D) Os Possíveis Interesses Brasileiros em Moçambique
O Brasil tem interesses estratégicos em Moçambique, motivados por laços históricos, culturais e econômicos. Ambos os países compartilham a língua portuguesa e integram a CPLP, facilitando a cooperação em várias áreas.
Cooperação Sul-Sul
A diplomacia brasileira em Moçambique reflete os princípios da Cooperação Sul-Sul, com foco em projetos de desenvolvimento sustentável, segurança alimentar e saúde. Iniciativas como a parceria entre a Embrapa e o governo moçambicano para promover a agricultura têm impacto positivo, mas limitado.
Interesses econômicos
Empresas brasileiras como a Vale já investiram significativamente em Moçambique, especialmente na mineração de carvão.

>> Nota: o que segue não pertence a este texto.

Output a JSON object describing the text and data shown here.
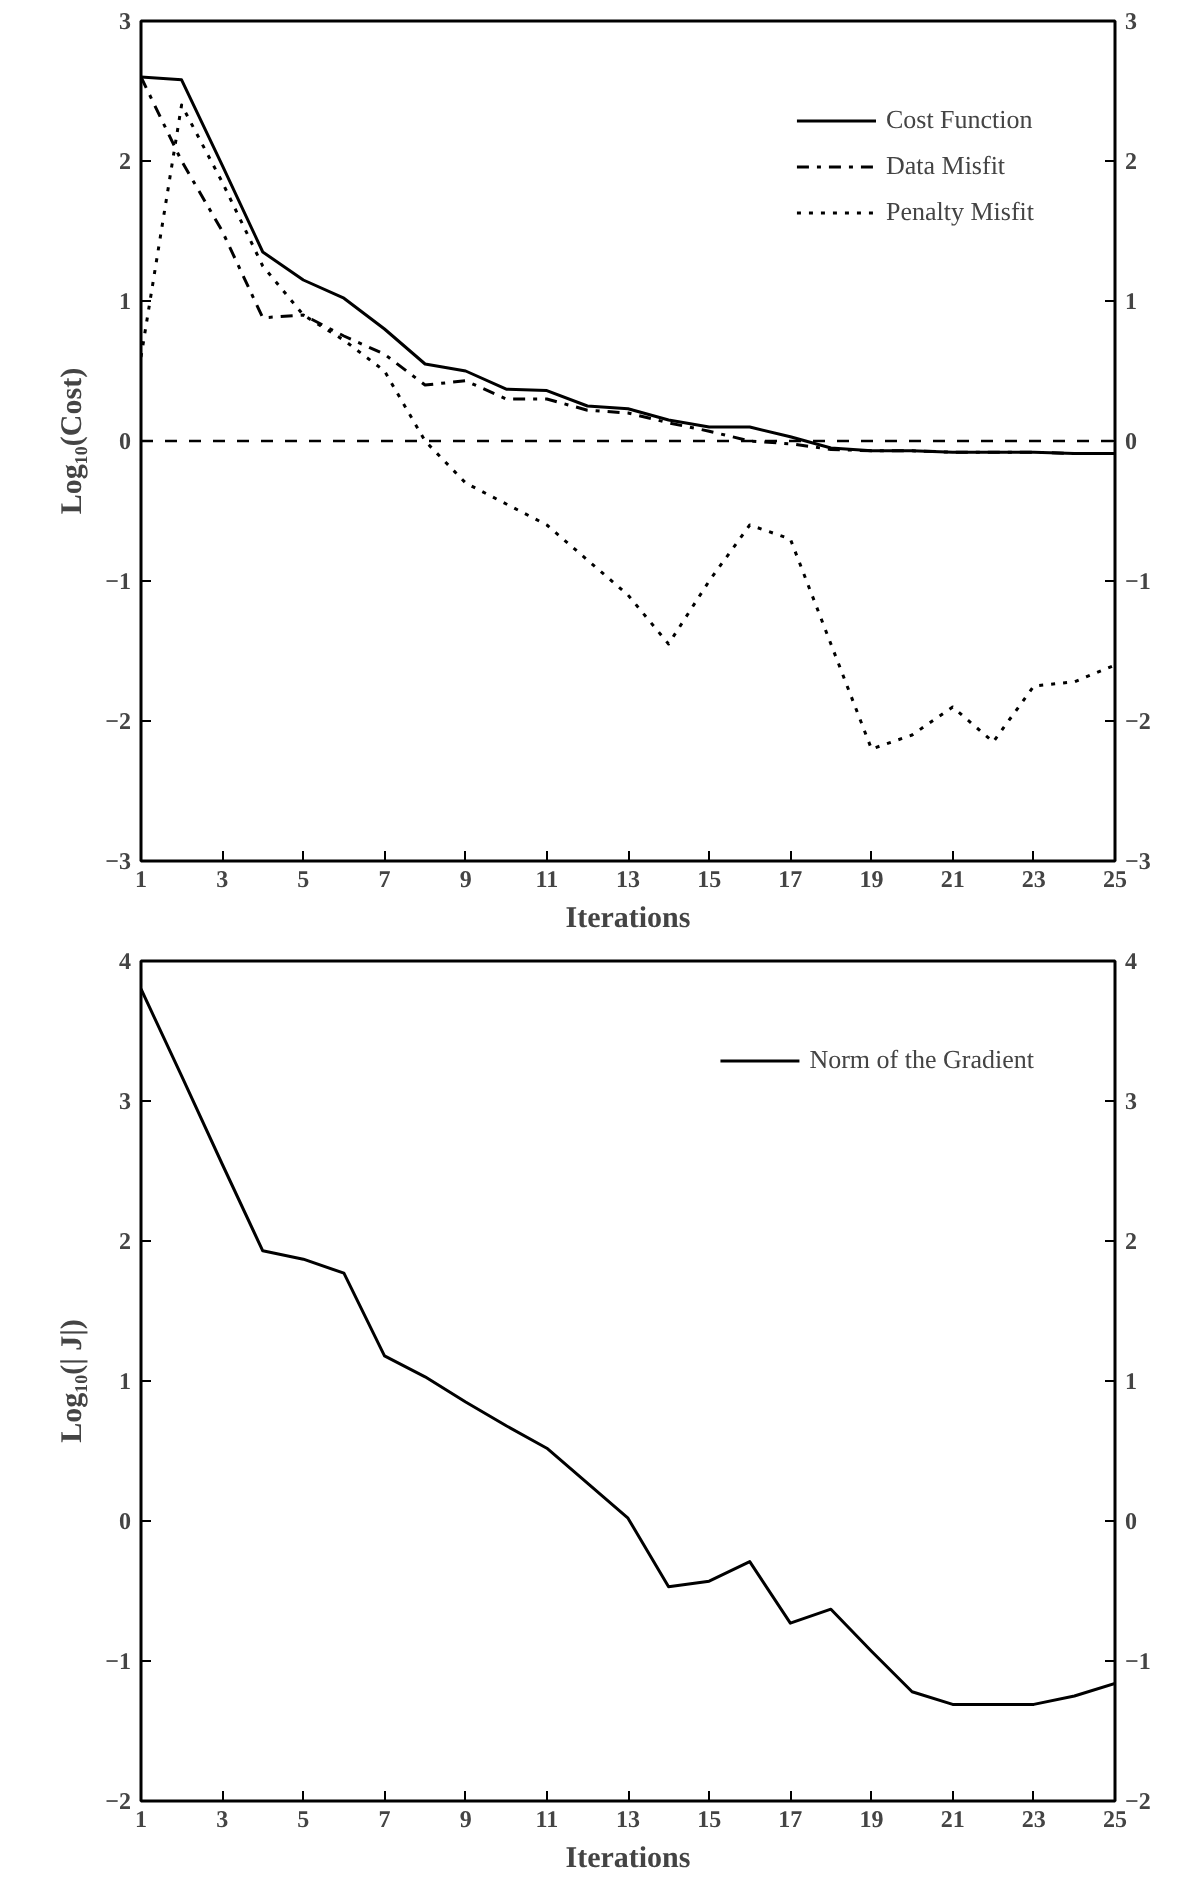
{
  "chart_data": [
    {
      "type": "line",
      "xlabel": "Iterations",
      "ylabel": "Log₁₀(Cost)",
      "x": [
        1,
        2,
        3,
        4,
        5,
        6,
        7,
        8,
        9,
        10,
        11,
        12,
        13,
        14,
        15,
        16,
        17,
        18,
        19,
        20,
        21,
        22,
        23,
        24,
        25
      ],
      "series": [
        {
          "name": "Cost Function",
          "color": "#000000",
          "line_style": "solid",
          "values": [
            2.6,
            2.58,
            1.97,
            1.35,
            1.15,
            1.02,
            0.8,
            0.55,
            0.5,
            0.37,
            0.36,
            0.25,
            0.23,
            0.15,
            0.1,
            0.1,
            0.03,
            -0.05,
            -0.07,
            -0.07,
            -0.08,
            -0.08,
            -0.08,
            -0.09,
            -0.09
          ]
        },
        {
          "name": "Data Misfit",
          "color": "#000000",
          "line_style": "dashdot",
          "values": [
            2.6,
            2.0,
            1.5,
            0.88,
            0.9,
            0.75,
            0.62,
            0.4,
            0.43,
            0.3,
            0.3,
            0.22,
            0.2,
            0.13,
            0.07,
            0.0,
            -0.02,
            -0.06,
            -0.07,
            -0.07,
            -0.08,
            -0.08,
            -0.08,
            -0.09,
            -0.09
          ]
        },
        {
          "name": "Penalty Misfit",
          "color": "#000000",
          "line_style": "dotted",
          "values": [
            0.6,
            2.4,
            1.85,
            1.25,
            0.9,
            0.72,
            0.5,
            0.0,
            -0.3,
            -0.45,
            -0.6,
            -0.85,
            -1.1,
            -1.45,
            -1.0,
            -0.6,
            -0.7,
            -1.45,
            -2.2,
            -2.1,
            -1.9,
            -2.15,
            -1.75,
            -1.72,
            -1.6
          ]
        }
      ],
      "xlim": [
        1,
        25
      ],
      "xticks": [
        1,
        3,
        5,
        7,
        9,
        11,
        13,
        15,
        17,
        19,
        21,
        23,
        25
      ],
      "ylim": [
        -3,
        3
      ],
      "yticks": [
        -3,
        -2,
        -1,
        0,
        1,
        2,
        3
      ],
      "y2lim": [
        -3,
        3
      ],
      "y2ticks": [
        -3,
        -2,
        -1,
        0,
        1,
        2,
        3
      ],
      "ref_lines": [
        {
          "axis": "y",
          "value": 0,
          "line_style": "dashed",
          "color": "#000000"
        }
      ],
      "legend": "top right",
      "grid": false
    },
    {
      "type": "line",
      "xlabel": "Iterations",
      "ylabel": "Log₁₀(| J|)",
      "x": [
        1,
        2,
        3,
        4,
        5,
        6,
        7,
        8,
        9,
        10,
        11,
        12,
        13,
        14,
        15,
        16,
        17,
        18,
        19,
        20,
        21,
        22,
        23,
        24,
        25
      ],
      "series": [
        {
          "name": "Norm of the Gradient",
          "color": "#000000",
          "line_style": "solid",
          "values": [
            3.8,
            3.18,
            2.55,
            1.93,
            1.87,
            1.77,
            1.18,
            1.03,
            0.85,
            0.68,
            0.52,
            0.27,
            0.02,
            -0.47,
            -0.43,
            -0.29,
            -0.73,
            -0.63,
            -0.93,
            -1.22,
            -1.31,
            -1.31,
            -1.31,
            -1.25,
            -1.16
          ]
        }
      ],
      "xlim": [
        1,
        25
      ],
      "xticks": [
        1,
        3,
        5,
        7,
        9,
        11,
        13,
        15,
        17,
        19,
        21,
        23,
        25
      ],
      "ylim": [
        -2,
        4
      ],
      "yticks": [
        -2,
        -1,
        0,
        1,
        2,
        3,
        4
      ],
      "y2lim": [
        -2,
        4
      ],
      "y2ticks": [
        -2,
        -1,
        0,
        1,
        2,
        3,
        4
      ],
      "legend": "top right",
      "grid": false
    }
  ]
}
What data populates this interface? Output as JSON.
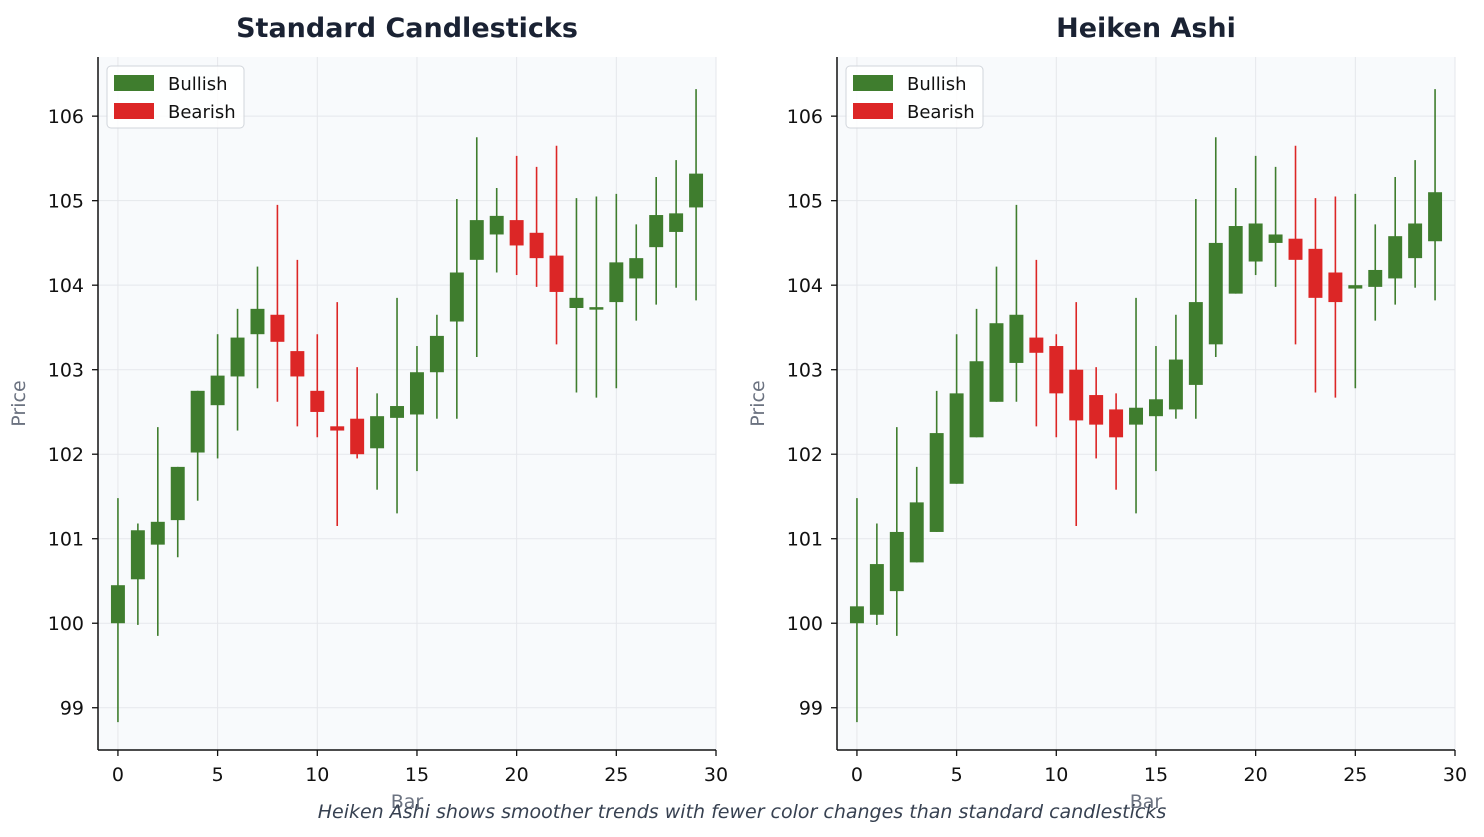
{
  "figure": {
    "caption": "Heiken Ashi shows smoother trends with fewer color changes than standard candlesticks"
  },
  "colors": {
    "bullish": "#3f7d2e",
    "bearish": "#dc2626",
    "plot_background": "#f8fafc",
    "grid": "#e5e7eb"
  },
  "chart_data": [
    {
      "type": "candlestick",
      "title": "Standard Candlesticks",
      "xlabel": "Bar",
      "ylabel": "Price",
      "xlim": [
        -1,
        30
      ],
      "ylim": [
        98.5,
        106.7
      ],
      "xticks": [
        0,
        5,
        10,
        15,
        20,
        25,
        30
      ],
      "yticks": [
        99,
        100,
        101,
        102,
        103,
        104,
        105,
        106
      ],
      "grid": true,
      "legend": {
        "position": "top-left",
        "entries": [
          "Bullish",
          "Bearish"
        ]
      },
      "candles": [
        {
          "x": 0,
          "open": 100.0,
          "high": 101.48,
          "low": 98.83,
          "close": 100.45
        },
        {
          "x": 1,
          "open": 100.52,
          "high": 101.18,
          "low": 99.98,
          "close": 101.1
        },
        {
          "x": 2,
          "open": 100.93,
          "high": 102.32,
          "low": 99.85,
          "close": 101.2
        },
        {
          "x": 3,
          "open": 101.22,
          "high": 101.85,
          "low": 100.78,
          "close": 101.85
        },
        {
          "x": 4,
          "open": 102.02,
          "high": 102.75,
          "low": 101.45,
          "close": 102.75
        },
        {
          "x": 5,
          "open": 102.58,
          "high": 103.42,
          "low": 101.95,
          "close": 102.93
        },
        {
          "x": 6,
          "open": 102.92,
          "high": 103.72,
          "low": 102.28,
          "close": 103.38
        },
        {
          "x": 7,
          "open": 103.42,
          "high": 104.22,
          "low": 102.78,
          "close": 103.72
        },
        {
          "x": 8,
          "open": 103.65,
          "high": 104.95,
          "low": 102.62,
          "close": 103.33
        },
        {
          "x": 9,
          "open": 103.22,
          "high": 104.3,
          "low": 102.33,
          "close": 102.92
        },
        {
          "x": 10,
          "open": 102.75,
          "high": 103.42,
          "low": 102.2,
          "close": 102.5
        },
        {
          "x": 11,
          "open": 102.33,
          "high": 103.8,
          "low": 101.15,
          "close": 102.28
        },
        {
          "x": 12,
          "open": 102.42,
          "high": 103.03,
          "low": 101.95,
          "close": 102.0
        },
        {
          "x": 13,
          "open": 102.07,
          "high": 102.72,
          "low": 101.58,
          "close": 102.45
        },
        {
          "x": 14,
          "open": 102.43,
          "high": 103.85,
          "low": 101.3,
          "close": 102.57
        },
        {
          "x": 15,
          "open": 102.47,
          "high": 103.28,
          "low": 101.8,
          "close": 102.97
        },
        {
          "x": 16,
          "open": 102.97,
          "high": 103.65,
          "low": 102.42,
          "close": 103.4
        },
        {
          "x": 17,
          "open": 103.57,
          "high": 105.02,
          "low": 102.42,
          "close": 104.15
        },
        {
          "x": 18,
          "open": 104.3,
          "high": 105.75,
          "low": 103.15,
          "close": 104.77
        },
        {
          "x": 19,
          "open": 104.6,
          "high": 105.15,
          "low": 104.15,
          "close": 104.82
        },
        {
          "x": 20,
          "open": 104.77,
          "high": 105.53,
          "low": 104.12,
          "close": 104.47
        },
        {
          "x": 21,
          "open": 104.62,
          "high": 105.4,
          "low": 103.98,
          "close": 104.32
        },
        {
          "x": 22,
          "open": 104.35,
          "high": 105.65,
          "low": 103.3,
          "close": 103.92
        },
        {
          "x": 23,
          "open": 103.73,
          "high": 105.03,
          "low": 102.73,
          "close": 103.85
        },
        {
          "x": 24,
          "open": 103.72,
          "high": 105.05,
          "low": 102.67,
          "close": 103.74
        },
        {
          "x": 25,
          "open": 103.8,
          "high": 105.08,
          "low": 102.78,
          "close": 104.27
        },
        {
          "x": 26,
          "open": 104.08,
          "high": 104.72,
          "low": 103.58,
          "close": 104.32
        },
        {
          "x": 27,
          "open": 104.45,
          "high": 105.28,
          "low": 103.77,
          "close": 104.83
        },
        {
          "x": 28,
          "open": 104.63,
          "high": 105.48,
          "low": 103.97,
          "close": 104.85
        },
        {
          "x": 29,
          "open": 104.92,
          "high": 106.32,
          "low": 103.82,
          "close": 105.32
        }
      ]
    },
    {
      "type": "candlestick",
      "title": "Heiken Ashi",
      "xlabel": "Bar",
      "ylabel": "Price",
      "xlim": [
        -1,
        30
      ],
      "ylim": [
        98.5,
        106.7
      ],
      "xticks": [
        0,
        5,
        10,
        15,
        20,
        25,
        30
      ],
      "yticks": [
        99,
        100,
        101,
        102,
        103,
        104,
        105,
        106
      ],
      "grid": true,
      "legend": {
        "position": "top-left",
        "entries": [
          "Bullish",
          "Bearish"
        ]
      },
      "candles": [
        {
          "x": 0,
          "open": 100.0,
          "high": 101.48,
          "low": 98.83,
          "close": 100.2
        },
        {
          "x": 1,
          "open": 100.1,
          "high": 101.18,
          "low": 99.98,
          "close": 100.7
        },
        {
          "x": 2,
          "open": 100.38,
          "high": 102.32,
          "low": 99.85,
          "close": 101.08
        },
        {
          "x": 3,
          "open": 100.72,
          "high": 101.85,
          "low": 100.72,
          "close": 101.43
        },
        {
          "x": 4,
          "open": 101.08,
          "high": 102.75,
          "low": 101.08,
          "close": 102.25
        },
        {
          "x": 5,
          "open": 101.65,
          "high": 103.42,
          "low": 101.65,
          "close": 102.72
        },
        {
          "x": 6,
          "open": 102.2,
          "high": 103.72,
          "low": 102.2,
          "close": 103.1
        },
        {
          "x": 7,
          "open": 102.62,
          "high": 104.22,
          "low": 102.62,
          "close": 103.55
        },
        {
          "x": 8,
          "open": 103.08,
          "high": 104.95,
          "low": 102.62,
          "close": 103.65
        },
        {
          "x": 9,
          "open": 103.38,
          "high": 104.3,
          "low": 102.33,
          "close": 103.2
        },
        {
          "x": 10,
          "open": 103.28,
          "high": 103.42,
          "low": 102.2,
          "close": 102.72
        },
        {
          "x": 11,
          "open": 103.0,
          "high": 103.8,
          "low": 101.15,
          "close": 102.4
        },
        {
          "x": 12,
          "open": 102.7,
          "high": 103.03,
          "low": 101.95,
          "close": 102.35
        },
        {
          "x": 13,
          "open": 102.53,
          "high": 102.72,
          "low": 101.58,
          "close": 102.2
        },
        {
          "x": 14,
          "open": 102.35,
          "high": 103.85,
          "low": 101.3,
          "close": 102.55
        },
        {
          "x": 15,
          "open": 102.45,
          "high": 103.28,
          "low": 101.8,
          "close": 102.65
        },
        {
          "x": 16,
          "open": 102.53,
          "high": 103.65,
          "low": 102.42,
          "close": 103.12
        },
        {
          "x": 17,
          "open": 102.82,
          "high": 105.02,
          "low": 102.42,
          "close": 103.8
        },
        {
          "x": 18,
          "open": 103.3,
          "high": 105.75,
          "low": 103.15,
          "close": 104.5
        },
        {
          "x": 19,
          "open": 103.9,
          "high": 105.15,
          "low": 103.9,
          "close": 104.7
        },
        {
          "x": 20,
          "open": 104.28,
          "high": 105.53,
          "low": 104.12,
          "close": 104.73
        },
        {
          "x": 21,
          "open": 104.5,
          "high": 105.4,
          "low": 103.98,
          "close": 104.6
        },
        {
          "x": 22,
          "open": 104.55,
          "high": 105.65,
          "low": 103.3,
          "close": 104.3
        },
        {
          "x": 23,
          "open": 104.43,
          "high": 105.03,
          "low": 102.73,
          "close": 103.85
        },
        {
          "x": 24,
          "open": 104.15,
          "high": 105.05,
          "low": 102.67,
          "close": 103.8
        },
        {
          "x": 25,
          "open": 103.96,
          "high": 105.08,
          "low": 102.78,
          "close": 104.0
        },
        {
          "x": 26,
          "open": 103.98,
          "high": 104.72,
          "low": 103.58,
          "close": 104.18
        },
        {
          "x": 27,
          "open": 104.08,
          "high": 105.28,
          "low": 103.77,
          "close": 104.58
        },
        {
          "x": 28,
          "open": 104.32,
          "high": 105.48,
          "low": 103.97,
          "close": 104.73
        },
        {
          "x": 29,
          "open": 104.52,
          "high": 106.32,
          "low": 103.82,
          "close": 105.1
        }
      ]
    }
  ]
}
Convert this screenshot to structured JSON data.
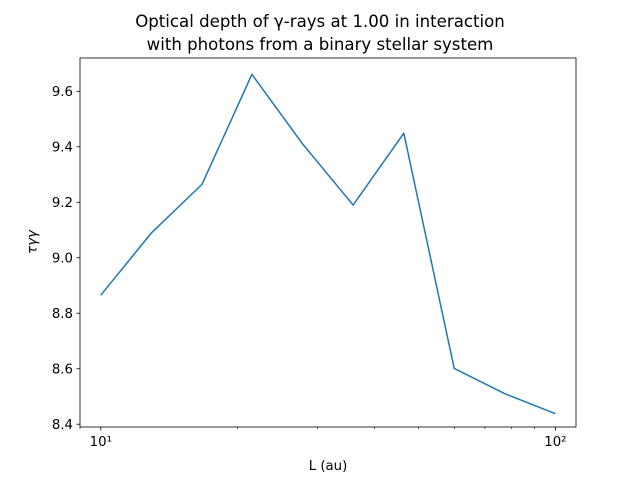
{
  "chart_data": {
    "type": "line",
    "title_lines": [
      "Optical depth of γ-rays at 1.00 in interaction",
      "with photons from a binary stellar system"
    ],
    "xlabel": "L (au)",
    "ylabel": "τγγ",
    "x_scale": "log",
    "xlim": [
      9.0,
      111.0
    ],
    "ylim": [
      8.39,
      9.72
    ],
    "x_ticks": [
      {
        "value": 10,
        "label": "10¹"
      },
      {
        "value": 100,
        "label": "10²"
      }
    ],
    "y_ticks": [
      8.4,
      8.6,
      8.8,
      9.0,
      9.2,
      9.4,
      9.6
    ],
    "y_tick_labels": [
      "8.4",
      "8.6",
      "8.8",
      "9.0",
      "9.2",
      "9.4",
      "9.6"
    ],
    "grid": false,
    "series": [
      {
        "color": "#1f77b4",
        "x": [
          10.0,
          12.9,
          16.7,
          21.5,
          27.8,
          35.9,
          46.4,
          59.9,
          77.4,
          100.0
        ],
        "y": [
          8.865,
          9.088,
          9.265,
          9.661,
          9.41,
          9.19,
          9.449,
          8.601,
          8.51,
          8.438
        ]
      }
    ]
  }
}
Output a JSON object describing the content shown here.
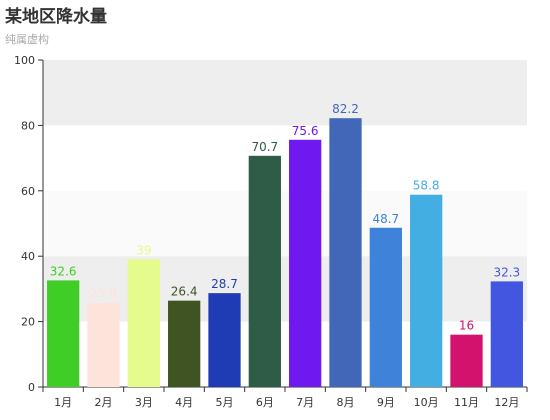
{
  "title": "某地区降水量",
  "subtitle": "纯属虚构",
  "chart_data": {
    "type": "bar",
    "title": "某地区降水量",
    "subtitle": "纯属虚构",
    "categories": [
      "1月",
      "2月",
      "3月",
      "4月",
      "5月",
      "6月",
      "7月",
      "8月",
      "9月",
      "10月",
      "11月",
      "12月"
    ],
    "values": [
      32.6,
      25.8,
      39,
      26.4,
      28.7,
      70.7,
      75.6,
      82.2,
      48.7,
      58.8,
      16,
      32.3
    ],
    "colors": [
      "#3fce26",
      "#fde3d9",
      "#e5fb8e",
      "#405322",
      "#1f3cb4",
      "#2e5c46",
      "#6f18ef",
      "#4267b8",
      "#3e83d9",
      "#42aee2",
      "#d3126d",
      "#4356df"
    ],
    "label_colors": [
      "#3fce26",
      "#fde3d9",
      "#e5fb8e",
      "#405322",
      "#1f3cb4",
      "#2e5c46",
      "#6f18ef",
      "#4267b8",
      "#3e83d9",
      "#42aee2",
      "#d3126d",
      "#4356df"
    ],
    "ylim": [
      0,
      100
    ],
    "yticks": [
      0,
      20,
      40,
      60,
      80,
      100
    ],
    "grid": "horizontal alternating bands",
    "band_colors": [
      "#ffffff",
      "#eeeeee",
      "#fafafa"
    ],
    "xlabel": "",
    "ylabel": ""
  }
}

Contudo, a necessidade de diversificar os setores de atuação permanece crucial para ampliar a presença brasileira.
Presença geopolítica no Oceano Índico
Moçambique é estratégico para o Brasil devido à sua localização no Oceano Índico, área de crescente importância para o comércio global e segurança marítima. Estabelecer parcerias sólidas em Moçambique pode fortalecer o Brasil em fóruns regionais e globais.
Nesse cenário, para aumentar sua influência em Moçambique e equilibrar o peso de potências como China, Portugal e Rússia, sugerimos que o Brasil adote uma abordagem multifacetada:
1) Diplomacia Econômica e Diversificação de Investimentos
• Infraestrutura e agricultura: Expandir investimentos em setores chave que beneficiem diretamente a população moçambicana, como infraestrutura rural e segurança alimentar.
• Energia: Desenvolver parcerias nos setores de energia renovável e gás natural, criando sinergias entre empresas brasileiras e moçambicanas.
• Pequenas e médias empresas: Estimular a entrada de empresas brasileiras de médio porte para reduzir a dependência de grandes conglomerados.
2) Fortalecimento da Cooperação Técnica e Cultural
• Educação e língua portuguesa: Investir em programas educacionais, promovendo o português como ferramenta de integração e desenvolvimento.
• Transferência de tecnologia: Ampliar parcerias nas áreas de saúde, biotecnologia e agricultura sustentável, destacando o modelo brasileiro de sucesso em climas tropicais.
3) Segurança Marítima e Defesa
• Apoio à segurança marítima: Colaborar com Moçambique, por meio da Marinha do Brasil, em questões de segurança no Canal de Moçambique, promovendo a estabilidade regional e combatendo atividades ilícitas, como a pirataria.
• Treinamento militar: Oferecer treinamento às forças armadas moçambicanas, destacando a expertise brasileira em operações de paz e combate ao crime organizado.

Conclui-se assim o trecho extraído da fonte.